Ebony G Patterson “the Of 72 Project”

Ebony G Patterson “the Of 72 Project”

Ebony G Patterson, a mixed media artist and painter, was born in Kingston, Jamaica in 1981 and moved to the United States in 2004. Currently, she is an Associate professor of mixed media and painting at the University of Kentucky, in Lexington, and has previously taught at the University of Virginia. Patterson received her BFA from the Edna Manley College in Kingston, and received an MFA in Printmaking and drawing from the Washington University in St. Louis. Though Patterson has been working in the United States for over a decade now, it is still crucial to her to articulate the difference in her working in Lexington, Kentucky, and living in Jamaica. She has said that she “will never have an American perspective” and continues to maintain close ties to Jamaica; this also is reflected in her work.

The larger themes of Patterson’s work center on questions of identity, sexuality, and the body. Series like Gangstas, Disciplez + the Doiley Boyz (2009) and “Gangstas for Life” (2008) explore concepts of masculinity within Dancehall culture, especially as it relates to the aesthetic, and cosmetic, transformations young black males undergo to enhance their gangsta status, such as skin bleaching, plucking their eyebrows, and wearing “bling”. Using a wide range of techniques and materials in her work, which include mixed-media painting, installation, tapestries, and works on paper, Patterson glamorizes them with glittered halos and lipstick.

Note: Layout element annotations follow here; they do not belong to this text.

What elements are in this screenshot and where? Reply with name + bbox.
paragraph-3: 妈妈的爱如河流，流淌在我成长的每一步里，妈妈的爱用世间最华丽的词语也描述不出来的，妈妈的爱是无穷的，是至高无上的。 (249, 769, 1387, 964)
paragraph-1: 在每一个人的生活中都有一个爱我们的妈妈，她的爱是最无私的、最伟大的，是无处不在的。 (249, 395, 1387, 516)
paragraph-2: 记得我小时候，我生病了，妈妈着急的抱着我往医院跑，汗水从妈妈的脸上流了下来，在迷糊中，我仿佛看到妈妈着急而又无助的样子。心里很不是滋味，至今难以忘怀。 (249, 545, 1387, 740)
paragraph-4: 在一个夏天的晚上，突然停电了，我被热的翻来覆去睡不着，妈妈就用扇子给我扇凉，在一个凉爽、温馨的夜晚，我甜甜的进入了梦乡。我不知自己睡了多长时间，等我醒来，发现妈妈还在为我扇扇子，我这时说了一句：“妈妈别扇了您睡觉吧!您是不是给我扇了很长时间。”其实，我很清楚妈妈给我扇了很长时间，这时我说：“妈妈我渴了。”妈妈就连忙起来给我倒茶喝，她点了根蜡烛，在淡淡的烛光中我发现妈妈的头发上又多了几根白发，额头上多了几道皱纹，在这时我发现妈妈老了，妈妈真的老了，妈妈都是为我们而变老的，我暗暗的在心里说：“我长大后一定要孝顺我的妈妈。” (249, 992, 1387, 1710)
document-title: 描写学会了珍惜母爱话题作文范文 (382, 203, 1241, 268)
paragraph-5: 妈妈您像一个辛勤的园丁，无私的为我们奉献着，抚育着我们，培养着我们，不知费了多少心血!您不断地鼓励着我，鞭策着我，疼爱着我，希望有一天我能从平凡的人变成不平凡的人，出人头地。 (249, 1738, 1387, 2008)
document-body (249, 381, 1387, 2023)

Donna P. Hope, the author of Inna di Dance: Popular Culture and the Politics of Dance in Jamaica, writes that in the Gangstas series, “paradoxes of hardcore Jamaican masculinity collide in the flesh and are immortalized in painful relief, as Patterson’s artistic renderings wrest them from their inner spaces and thrust them into the outer world. Patterson’s pieces are rich in their grotesque attention to exaggerated details that silently scream their paradoxical truths”. [2]

 

Patterson’s work has also begun to center on the idea of circulating the images and visibility of people of color that may otherwise go unseen. In her installation “…when they were younger…”, Patterson transforms a museum’s room into a pink children’s playroom, which has a “radioactively pink plush carpet” on the floor and has the entire space filled with children’s toys. However, the focus of this installation seems to be the photographs that hang on the pink-and-white polka dotted wallpaper in the room. Some of them have multiple children on color interacting with one another, surrounded by colorful patterns. On one wall, there are individual portraits of black adolescents who appear to be posing for a school photo. The surfaces of these photographs are embellished with stickers, refrigerator magnets, Mardi Gras beads, and other sparkle and shine that captures viewers’ attention. However, upon closer examination, the images have bullet like holes that riddle them, allowing the pink of the background to emerge. While the children in the images are not the victims of violence themselves, they serve to evoke the images that we’ve grown accustomed to seeing on the news about the violent deaths of black children. Patterson has said that she hopes to “to pull the viewer in to see further and raise questions about how we engage in the act of looking” with her work, and with her use of striking colors and textures in her pieces, she is able to draw attention toward people, and stories, that are usually overlooked.